Читаем Ангел беЗпечальный полностью

Борис Глебович внимательно рассматривал нового начальника. Сходство с бульдогом бабка Агафья уловила, пожалуй, верно! Но если точнее — это было не живое сходство, а некая инсталляция… Или перформация? Борис Глебович путался в этих появившихся недавно терминах, да и бульварная пресса, где черпал он свои знания о новом искусстве, скорее всего, тоже доподлинно ничего не знала. Ну, это вроде того, как изобразить нечто живое или мысль о нем из скудного подручного материала: палочек, гвоздей, старых тряпок и кастрюль… Жбанов и походил более не на живого бульдога, а на его псевдоподобие, сооруженное при помощи двух взгроможденных друг на друга чугунных котлов, оснащенных снизу и по бокам толстыми деревянными чурбанами… Чем они там питались, чтобы нарастить столько мяса? Борис Глебович попытался вспомнить — ведь и про этих самых культуристов не раз читал. Анаболики! Лысая голова Жбанова из-за чудовищно раздутых плеч выглядела этаким наперстком на яблоке. На первый взгляд, в такой едва ли две горсти фасоли уместятся. Но ведь есть же у него думательный аппарат? Значит… Борис Глебович развлекался, но самые мрачные предчувствия наползали и наползали, так что становилось не до смеха. Он еще успел подумать, что, быть может, центр управления размещается у Жбанова где-то посредине, между крайними — верхней и нижней — точками тела… или даже чуть ниже? Но тут поймал на себе тяжелый, как стенобитное орудие, взгляд маленьких жбановских глазок и осекся…

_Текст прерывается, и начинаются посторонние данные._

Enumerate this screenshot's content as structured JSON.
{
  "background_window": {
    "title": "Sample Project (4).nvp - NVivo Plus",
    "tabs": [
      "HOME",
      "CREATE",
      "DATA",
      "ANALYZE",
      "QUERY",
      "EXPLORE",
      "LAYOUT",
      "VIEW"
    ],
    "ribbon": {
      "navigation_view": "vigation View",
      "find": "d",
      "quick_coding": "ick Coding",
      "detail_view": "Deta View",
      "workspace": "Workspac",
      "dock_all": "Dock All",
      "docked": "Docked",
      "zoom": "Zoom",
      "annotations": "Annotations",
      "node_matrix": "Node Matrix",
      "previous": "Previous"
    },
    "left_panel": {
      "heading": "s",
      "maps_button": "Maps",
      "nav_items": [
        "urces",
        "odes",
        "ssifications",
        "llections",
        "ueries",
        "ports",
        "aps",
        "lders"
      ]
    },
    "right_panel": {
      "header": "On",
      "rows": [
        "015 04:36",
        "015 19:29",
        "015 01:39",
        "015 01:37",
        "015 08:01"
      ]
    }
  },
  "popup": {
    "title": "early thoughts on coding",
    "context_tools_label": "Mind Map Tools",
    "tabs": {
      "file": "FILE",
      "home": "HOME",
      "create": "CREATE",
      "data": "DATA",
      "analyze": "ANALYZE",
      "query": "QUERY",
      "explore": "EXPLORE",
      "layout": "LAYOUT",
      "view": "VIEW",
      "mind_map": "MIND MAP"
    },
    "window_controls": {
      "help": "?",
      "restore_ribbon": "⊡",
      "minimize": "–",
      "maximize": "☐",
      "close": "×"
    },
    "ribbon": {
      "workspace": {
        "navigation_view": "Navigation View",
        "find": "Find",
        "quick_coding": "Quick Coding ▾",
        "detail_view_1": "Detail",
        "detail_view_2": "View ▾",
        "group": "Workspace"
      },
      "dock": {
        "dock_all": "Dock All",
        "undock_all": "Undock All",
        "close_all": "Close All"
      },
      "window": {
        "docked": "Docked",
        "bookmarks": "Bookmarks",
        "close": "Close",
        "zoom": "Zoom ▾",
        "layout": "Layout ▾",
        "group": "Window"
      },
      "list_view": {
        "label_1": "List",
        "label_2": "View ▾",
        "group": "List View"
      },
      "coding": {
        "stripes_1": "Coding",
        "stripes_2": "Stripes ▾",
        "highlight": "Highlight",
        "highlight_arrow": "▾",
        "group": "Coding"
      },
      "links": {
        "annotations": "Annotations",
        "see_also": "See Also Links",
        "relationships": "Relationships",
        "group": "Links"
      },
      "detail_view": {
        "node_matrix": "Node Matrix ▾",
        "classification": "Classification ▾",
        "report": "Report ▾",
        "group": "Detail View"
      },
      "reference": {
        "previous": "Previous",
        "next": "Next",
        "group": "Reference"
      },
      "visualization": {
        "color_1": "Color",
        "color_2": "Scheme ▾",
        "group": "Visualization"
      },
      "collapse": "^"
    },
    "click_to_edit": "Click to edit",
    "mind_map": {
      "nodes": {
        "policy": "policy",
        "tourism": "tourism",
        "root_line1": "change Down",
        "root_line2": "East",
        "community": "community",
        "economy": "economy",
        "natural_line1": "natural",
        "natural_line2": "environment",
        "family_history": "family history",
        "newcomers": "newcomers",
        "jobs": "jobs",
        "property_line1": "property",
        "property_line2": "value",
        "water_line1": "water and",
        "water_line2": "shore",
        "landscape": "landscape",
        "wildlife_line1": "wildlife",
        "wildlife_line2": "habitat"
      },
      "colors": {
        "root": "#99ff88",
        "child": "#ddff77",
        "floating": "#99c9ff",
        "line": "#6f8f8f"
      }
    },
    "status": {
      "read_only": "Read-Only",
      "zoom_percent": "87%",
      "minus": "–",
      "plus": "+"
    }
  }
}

Иван Иванович Жбанов неспешно осмотрел сенатовцев и заговорил. Голос его выползал из глубины гудящей, как трансформаторная будка, утробы. Казалось, слова у него отделялись друг от друга воздушными пробками и пробивались на поверхность толчками, с мучительными затруднениями.

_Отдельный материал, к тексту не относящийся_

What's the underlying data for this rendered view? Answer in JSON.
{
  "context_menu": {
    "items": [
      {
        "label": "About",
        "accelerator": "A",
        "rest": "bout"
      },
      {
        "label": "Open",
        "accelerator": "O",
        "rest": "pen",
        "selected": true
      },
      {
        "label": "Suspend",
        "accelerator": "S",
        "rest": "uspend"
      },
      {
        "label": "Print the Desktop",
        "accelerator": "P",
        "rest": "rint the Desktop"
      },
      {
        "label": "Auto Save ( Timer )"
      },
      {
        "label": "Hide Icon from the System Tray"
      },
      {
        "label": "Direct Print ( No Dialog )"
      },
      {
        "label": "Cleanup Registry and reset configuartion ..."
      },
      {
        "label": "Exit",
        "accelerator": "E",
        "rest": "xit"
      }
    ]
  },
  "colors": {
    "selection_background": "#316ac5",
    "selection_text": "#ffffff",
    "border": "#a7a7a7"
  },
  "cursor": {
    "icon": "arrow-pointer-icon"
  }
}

— Я креа… — продолжая утробно гудеть, Жбанов застыл, положив свой неподъемный взгляд на Мокия Аксеновича (тот даже присел, по крайней мере, сжался до предела возможностей), — короче, директор фирмы «Plague and Corporation», — английские слова Жбанов проговаривал медленно и отчетливо, словно читал их на посеревшем лице стоматолога. — Это все теперь конкретно наше. Вы тоже. Что было раньше, можете забыть. Если есть, кто ломом подпоясан, будем конкретно ставить на четыре кости. Я конкретно выражаюсь?

— Да-да, Иван Иванович! — жизнерадостно чирикнула Киваева. — Всем все понятно! Позвольте, я зачитаю креативный план развития нашего профилактория?

— Валяй, — Жбанов вильнул верхним котлом своего туловища, и его руки, как два шланга ассенизационного агрегата, всколыхнулись и задвигались вперед-назад.

Похоже, в среде Ивана Ивановича Жбанова эти движения имели какое-то символическое значение — обозначение своей мощи? утверждение авторитета? Как бы то ни было, но сенатовцы почувствовали угрозу и затаились.

— Что он такое сейчас говорил? — прошептала на ухо Борису Глебовичу Аделаида Тихомировна. — Я, простите, ничего не поняла!

— Ничего хорошего, — так же шепотом ответил Борис Глебович.

К неожиданностям им, конечно, было не привыкать, но эта уж очень походила на катаклизм, стихийное бедствие, всемирный потоп… Борису Глебович уже не утруждал себя поиском сравнений — его давили предчувствия того, что самое страшное случится именно сейчас, в сей момент. Сердце зашлось такой невыносимой болью, что он стиснул зубы и постарался не дышать. А признаки начала катастрофы себя все не обнаруживали… Жбанов, согнув по бокам бубликами руки, стыл в позе циркового борца, трое его деревянных солдат лениво двигали челюстями, а Вероника Карловна ворошила бумаги. Наконец нашла.

— Вот, — клюнула она носом нужный листок, — вот: старики-иждивенцы, проживающие на территории базы отдыха «Фортуна», в целях оптимизации материально-финансового снабжения командируются в города Северо-Западного региона в целях сбора пожертвований (в скобках — подаяния), — Вероника Карловна на секунду оторвалась от чтения и пояснила: — Здесь так и написано в скобках: «подаяния».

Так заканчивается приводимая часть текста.